Yeni baharların koruk bağlarında, yaşamdır dil bilgim
Gecelerin katran pekmeziyle, kimi ağlarım, kimi dingin
Kutsarım ırmakları ben, dalgalarda lirik bir sızıdır şiirim
Özümdeki aşkla, sözümdeki harçla, acılarla örülü duvar gibiyim
Anlamını acılarla ördüğüm duvarlara sıvadığım, harcına sevgi kattığım bu hayatın setlerinde ne zaman gezintiye çıksan mağrur bir rüzgârla savrulur özün. Sesinin uzak kilometrelerinden dolunca yüreğime kokun sol tarafıma yaşam iksiri dolar gülüm. Biter o an dertlerim, diner içsel dürtülerim, ben teselli edilemeyen haylaz bir çocuk olurum. Saklanırım gecelerin kör karanlığına, aşkına müptela bir amâ olurum.

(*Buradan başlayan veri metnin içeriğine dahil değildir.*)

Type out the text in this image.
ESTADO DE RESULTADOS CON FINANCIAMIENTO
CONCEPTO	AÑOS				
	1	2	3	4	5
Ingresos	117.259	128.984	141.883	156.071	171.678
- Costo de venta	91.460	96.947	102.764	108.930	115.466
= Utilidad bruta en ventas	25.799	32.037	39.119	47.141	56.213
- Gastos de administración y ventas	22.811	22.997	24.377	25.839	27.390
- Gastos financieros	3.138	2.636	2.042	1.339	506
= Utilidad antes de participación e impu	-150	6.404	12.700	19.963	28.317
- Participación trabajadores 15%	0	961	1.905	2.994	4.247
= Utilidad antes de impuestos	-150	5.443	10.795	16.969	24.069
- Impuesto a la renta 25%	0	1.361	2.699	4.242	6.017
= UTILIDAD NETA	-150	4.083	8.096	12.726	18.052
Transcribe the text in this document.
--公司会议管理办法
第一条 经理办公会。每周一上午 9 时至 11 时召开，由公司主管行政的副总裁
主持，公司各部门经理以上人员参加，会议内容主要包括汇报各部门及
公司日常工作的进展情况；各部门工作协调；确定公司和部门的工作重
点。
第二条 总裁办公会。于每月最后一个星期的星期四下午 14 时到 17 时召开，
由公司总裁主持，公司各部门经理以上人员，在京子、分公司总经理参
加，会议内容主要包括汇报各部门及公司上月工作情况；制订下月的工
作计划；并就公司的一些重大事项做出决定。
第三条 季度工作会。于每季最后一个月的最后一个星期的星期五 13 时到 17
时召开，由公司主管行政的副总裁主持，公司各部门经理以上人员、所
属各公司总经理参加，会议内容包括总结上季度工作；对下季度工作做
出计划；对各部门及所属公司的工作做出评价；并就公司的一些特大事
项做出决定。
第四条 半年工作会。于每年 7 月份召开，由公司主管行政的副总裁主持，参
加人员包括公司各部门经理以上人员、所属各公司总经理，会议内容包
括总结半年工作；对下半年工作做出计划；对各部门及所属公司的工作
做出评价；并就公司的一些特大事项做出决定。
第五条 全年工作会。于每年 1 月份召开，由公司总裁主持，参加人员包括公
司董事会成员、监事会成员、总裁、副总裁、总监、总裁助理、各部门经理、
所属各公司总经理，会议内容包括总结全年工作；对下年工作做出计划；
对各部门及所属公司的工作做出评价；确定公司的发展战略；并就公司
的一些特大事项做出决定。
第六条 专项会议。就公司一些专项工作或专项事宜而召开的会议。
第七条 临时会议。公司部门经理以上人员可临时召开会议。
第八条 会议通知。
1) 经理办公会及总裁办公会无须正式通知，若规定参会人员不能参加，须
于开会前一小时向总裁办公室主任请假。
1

Islak bir şehirde yollara vurup kendimi saçaklardan düşen damlalarla seninle olurdum. Saçlarımdan dudaklarıma düşerdi arzu, ben seni solurdum. Mutluluğun sırça köşklerinde seninle kırılıp kırılıp birbirine tutunan iki parçaydık ikimiz. Sendeki dirence sürdüğüm sevgiyle buluşuyor ve kutsal bir lahit oluyorduk, yağmur delicesine yağarken. Özümüzdeki özlemle, rüzgârlara da direniriz nasılsa gülüm. Güneşimizle ışır, öpüşlerimizle ölümsüz besteler olup, bu yaşam çağlayanlarından gün gelir mavi denizlere çağlayarak dökülürüz.
Denizler ortasında bak yelkensiz bıraktın,
Öylesine yıktın ki bütün inançlarımı;
Beni bensiz bıraktın; beni sensiz bıraktın.